En confrontant les connaissances et les expériences de plusieurs prêtres accompagnant régulièrement des groupes en Terre Sainte, j’ai eu la chance de découvrir les profondes richesses que renferment les différentes démarches entreprises sur le lieu de la crucifixion et de la résurrection du Christ. Peu de personnes débarquent directement au Saint-Sépulcre au sortir de l’avion. Il faut du temps pour s’y rendre. Sans doute faut-il expérimenter d’autres lieux où le Christ s’est manifesté, pour apprécier, voire appréhender ce lieu unique.

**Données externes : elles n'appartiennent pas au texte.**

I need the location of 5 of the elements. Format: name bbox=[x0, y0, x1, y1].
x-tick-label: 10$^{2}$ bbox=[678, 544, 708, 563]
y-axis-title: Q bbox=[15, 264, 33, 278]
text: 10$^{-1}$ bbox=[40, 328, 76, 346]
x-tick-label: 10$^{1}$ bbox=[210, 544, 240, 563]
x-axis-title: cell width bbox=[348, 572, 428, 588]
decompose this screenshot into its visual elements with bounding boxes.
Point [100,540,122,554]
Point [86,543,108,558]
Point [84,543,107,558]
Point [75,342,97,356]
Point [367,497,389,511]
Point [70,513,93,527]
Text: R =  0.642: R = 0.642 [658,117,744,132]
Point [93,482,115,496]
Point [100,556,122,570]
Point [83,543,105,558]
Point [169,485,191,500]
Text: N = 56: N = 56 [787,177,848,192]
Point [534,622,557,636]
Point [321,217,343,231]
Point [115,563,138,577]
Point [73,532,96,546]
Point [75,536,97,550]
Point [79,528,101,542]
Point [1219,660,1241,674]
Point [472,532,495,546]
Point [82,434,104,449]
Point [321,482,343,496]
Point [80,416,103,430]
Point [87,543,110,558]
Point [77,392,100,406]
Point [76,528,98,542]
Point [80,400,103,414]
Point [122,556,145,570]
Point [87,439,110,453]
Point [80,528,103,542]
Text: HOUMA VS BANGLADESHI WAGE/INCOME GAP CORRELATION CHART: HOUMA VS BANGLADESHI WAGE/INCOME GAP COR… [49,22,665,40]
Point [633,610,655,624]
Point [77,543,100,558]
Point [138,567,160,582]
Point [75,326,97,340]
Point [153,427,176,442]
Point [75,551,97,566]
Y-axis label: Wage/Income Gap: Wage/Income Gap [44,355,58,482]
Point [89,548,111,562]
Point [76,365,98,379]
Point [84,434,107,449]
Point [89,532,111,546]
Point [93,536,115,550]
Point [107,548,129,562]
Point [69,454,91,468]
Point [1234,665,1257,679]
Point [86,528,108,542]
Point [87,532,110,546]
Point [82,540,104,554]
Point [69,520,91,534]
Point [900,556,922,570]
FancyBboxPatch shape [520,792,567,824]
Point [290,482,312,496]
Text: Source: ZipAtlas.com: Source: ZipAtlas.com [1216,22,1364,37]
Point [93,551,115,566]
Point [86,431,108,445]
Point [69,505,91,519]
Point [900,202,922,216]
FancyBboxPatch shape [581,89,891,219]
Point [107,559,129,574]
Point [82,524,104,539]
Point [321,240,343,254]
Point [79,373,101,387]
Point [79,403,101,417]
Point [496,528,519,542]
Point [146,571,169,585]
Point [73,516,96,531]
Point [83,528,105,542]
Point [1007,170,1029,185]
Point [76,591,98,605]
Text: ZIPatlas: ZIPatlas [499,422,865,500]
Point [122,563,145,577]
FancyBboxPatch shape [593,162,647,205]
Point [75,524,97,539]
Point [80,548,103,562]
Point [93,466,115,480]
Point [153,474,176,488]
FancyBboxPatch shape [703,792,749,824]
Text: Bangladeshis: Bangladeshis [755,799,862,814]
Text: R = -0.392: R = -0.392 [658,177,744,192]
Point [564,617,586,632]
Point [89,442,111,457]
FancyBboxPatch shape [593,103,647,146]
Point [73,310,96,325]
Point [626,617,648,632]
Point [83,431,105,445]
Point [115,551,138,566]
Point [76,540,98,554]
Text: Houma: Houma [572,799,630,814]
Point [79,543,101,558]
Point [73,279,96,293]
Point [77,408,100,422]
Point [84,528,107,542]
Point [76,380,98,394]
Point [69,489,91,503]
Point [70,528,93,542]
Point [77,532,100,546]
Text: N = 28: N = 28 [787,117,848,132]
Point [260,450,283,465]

Sans aucune préparation, il semble extrêmement improbable de comprendre la complexité du sanctuaire, de tout ce qui s’y est passé depuis 2 000 ans et ce qui s’y déroule encore aujourd’hui. On pourrait simplement y voir un lieu de mémoire, où l’histoire d’une crucifixion et d’un tombeau vide serait racontée, mais la présence des différentes communautés et le merveilleux chaos provoqué par la diversité des visiteurs, ne nous entraînent-ils pas à traverser l’histoire d’une Passion et d’une Résurrection, voire l’histoire de multiples Passions et Résurrections ?
Certains proposent de faire une première visite au Saint-Sépulcre pour se familiariser avec le bâtiment, puis d’y revenir dans une démarche de pèlerinage. D’autres y arrivent après avoir parcouru un chemin de croix.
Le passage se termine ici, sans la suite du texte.